Monday, September 1, 2008

Clavus(Synonym: Corn.)

Clavus(Synonym: Corn.)

What is clavus?

Clavus, or corn, is a small, circumscribed, flattened, deep-seated, horny formation usually seated about the toes.

Describe the clinical appearances.

Ordinarily a corn has the appearance of a small callosity; the skin is thickened, polished and horny. Exceptionally, however, occurring on parts that are naturally more or less moist, as between the toes, maceration takes place, and the result is the so-called soft corn. The dorsal aspect of the toes is the common site for the ordinary variety. The usual size is that of a small pea. They are painful on pressure, and, at times, spontaneously so.

State the causes.

Corns are caused by pressure and friction, and may usually be referred to improperly fitting shoes.

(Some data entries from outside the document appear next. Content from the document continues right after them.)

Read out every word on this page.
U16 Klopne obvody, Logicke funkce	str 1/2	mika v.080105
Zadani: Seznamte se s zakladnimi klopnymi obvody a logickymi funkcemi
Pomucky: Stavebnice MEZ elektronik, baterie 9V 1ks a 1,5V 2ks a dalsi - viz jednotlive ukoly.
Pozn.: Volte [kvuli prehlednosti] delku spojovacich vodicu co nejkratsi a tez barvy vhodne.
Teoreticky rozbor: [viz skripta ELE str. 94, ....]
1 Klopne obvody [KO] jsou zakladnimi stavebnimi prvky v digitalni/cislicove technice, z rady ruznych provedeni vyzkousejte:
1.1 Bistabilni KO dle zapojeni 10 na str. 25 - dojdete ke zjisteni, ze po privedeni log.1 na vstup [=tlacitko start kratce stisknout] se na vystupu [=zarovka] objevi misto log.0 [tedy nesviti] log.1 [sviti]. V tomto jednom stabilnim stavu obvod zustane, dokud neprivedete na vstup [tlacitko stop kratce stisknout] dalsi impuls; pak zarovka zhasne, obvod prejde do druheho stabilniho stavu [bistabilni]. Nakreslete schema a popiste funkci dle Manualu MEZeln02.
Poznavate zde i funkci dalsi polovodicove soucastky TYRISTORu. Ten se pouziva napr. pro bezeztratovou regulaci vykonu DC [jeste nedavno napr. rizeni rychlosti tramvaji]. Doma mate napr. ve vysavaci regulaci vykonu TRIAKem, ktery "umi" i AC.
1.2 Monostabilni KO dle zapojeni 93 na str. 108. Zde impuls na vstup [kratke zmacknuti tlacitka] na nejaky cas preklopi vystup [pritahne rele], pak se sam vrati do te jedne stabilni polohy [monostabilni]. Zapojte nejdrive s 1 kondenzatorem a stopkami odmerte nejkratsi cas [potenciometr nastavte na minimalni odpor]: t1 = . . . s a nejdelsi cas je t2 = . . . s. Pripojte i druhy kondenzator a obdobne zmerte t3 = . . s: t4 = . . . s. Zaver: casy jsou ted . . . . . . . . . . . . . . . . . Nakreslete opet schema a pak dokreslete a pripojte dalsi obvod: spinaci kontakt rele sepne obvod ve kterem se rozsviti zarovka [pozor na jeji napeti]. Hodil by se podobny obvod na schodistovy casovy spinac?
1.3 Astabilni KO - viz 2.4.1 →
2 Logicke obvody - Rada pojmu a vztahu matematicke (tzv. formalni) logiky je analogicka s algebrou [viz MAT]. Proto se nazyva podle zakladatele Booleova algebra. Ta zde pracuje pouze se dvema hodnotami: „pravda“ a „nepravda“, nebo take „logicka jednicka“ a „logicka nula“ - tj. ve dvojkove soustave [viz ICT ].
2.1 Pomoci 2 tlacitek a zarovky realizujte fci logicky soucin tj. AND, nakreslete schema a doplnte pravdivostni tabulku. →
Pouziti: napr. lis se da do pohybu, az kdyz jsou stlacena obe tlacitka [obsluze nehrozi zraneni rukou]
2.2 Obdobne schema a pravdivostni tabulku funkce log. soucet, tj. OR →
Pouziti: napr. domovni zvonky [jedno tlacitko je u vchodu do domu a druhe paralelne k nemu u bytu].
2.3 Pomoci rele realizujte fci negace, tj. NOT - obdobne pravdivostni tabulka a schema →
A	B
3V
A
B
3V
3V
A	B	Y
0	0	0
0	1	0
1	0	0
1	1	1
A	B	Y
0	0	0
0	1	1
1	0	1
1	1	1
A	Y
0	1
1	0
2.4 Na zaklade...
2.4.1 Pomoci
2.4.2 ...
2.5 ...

What is the pathology of clavus?

It is a hypertrophy of the epiderm. Its shape is conical, with the base external and the apex pressing upon the papillæ. It is, in fact, a peculiarly-shaped callosity, the central portion and apex being dense and horny, forming the so-called core.

Give the treatment of clavus.

A simple method of treatment consists in shaving off, after a preliminary hot-water soaking, the outer portion, and then applying a ring of felt or like material, with the hollow part immediately over the site of the core; this should be worn for several weeks. It is also possible in some cases to extract the whole corn by gently dissecting it out; the after-treatment being the same as the above.

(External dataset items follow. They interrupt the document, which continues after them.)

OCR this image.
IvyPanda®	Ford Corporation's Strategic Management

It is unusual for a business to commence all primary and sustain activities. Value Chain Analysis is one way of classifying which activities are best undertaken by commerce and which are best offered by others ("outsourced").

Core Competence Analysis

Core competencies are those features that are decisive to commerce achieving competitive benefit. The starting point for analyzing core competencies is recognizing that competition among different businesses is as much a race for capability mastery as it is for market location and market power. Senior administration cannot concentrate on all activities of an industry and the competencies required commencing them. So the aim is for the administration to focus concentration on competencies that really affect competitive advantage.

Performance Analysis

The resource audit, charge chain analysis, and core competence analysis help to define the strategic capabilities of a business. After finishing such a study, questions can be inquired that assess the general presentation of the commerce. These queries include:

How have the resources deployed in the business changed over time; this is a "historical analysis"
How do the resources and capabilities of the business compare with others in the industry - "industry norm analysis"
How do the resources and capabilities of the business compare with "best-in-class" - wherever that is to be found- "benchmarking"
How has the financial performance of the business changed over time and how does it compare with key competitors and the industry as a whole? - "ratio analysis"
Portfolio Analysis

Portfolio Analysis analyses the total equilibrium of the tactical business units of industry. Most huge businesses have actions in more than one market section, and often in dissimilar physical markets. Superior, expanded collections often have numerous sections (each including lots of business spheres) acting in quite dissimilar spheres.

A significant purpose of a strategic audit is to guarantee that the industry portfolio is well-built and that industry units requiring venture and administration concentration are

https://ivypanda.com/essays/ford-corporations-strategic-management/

Another method is by means of a ten- to fifteen-per-cent. solution of salicylic acid, in alcohol or collodion, or the following:—

  ℞ Ac. salicylici, .................................. gr. xxx
Ext. cannabis Ind., .............................. gr. x
Collodii, ....................................... fʒiv. M.

This is painted on the corn night and morning for several days, at the end of which time the parts are soaked in hot water, and the mass or a greater part of it, will be found, as a rule, to come readily away; one or two repetitions may be necessary. Lactic acid, with one to several parts of water, applied once or twice daily, acts in a similar manner.

Soft corns, after the removal of pressure, may be treated with the solid stick of nitrate of silver, or by any of the methods already mentioned.

In order that treatment be permanently successful, the feet are to be properly fitted. If pressure is removed, corns will commonly disappear spontaneously.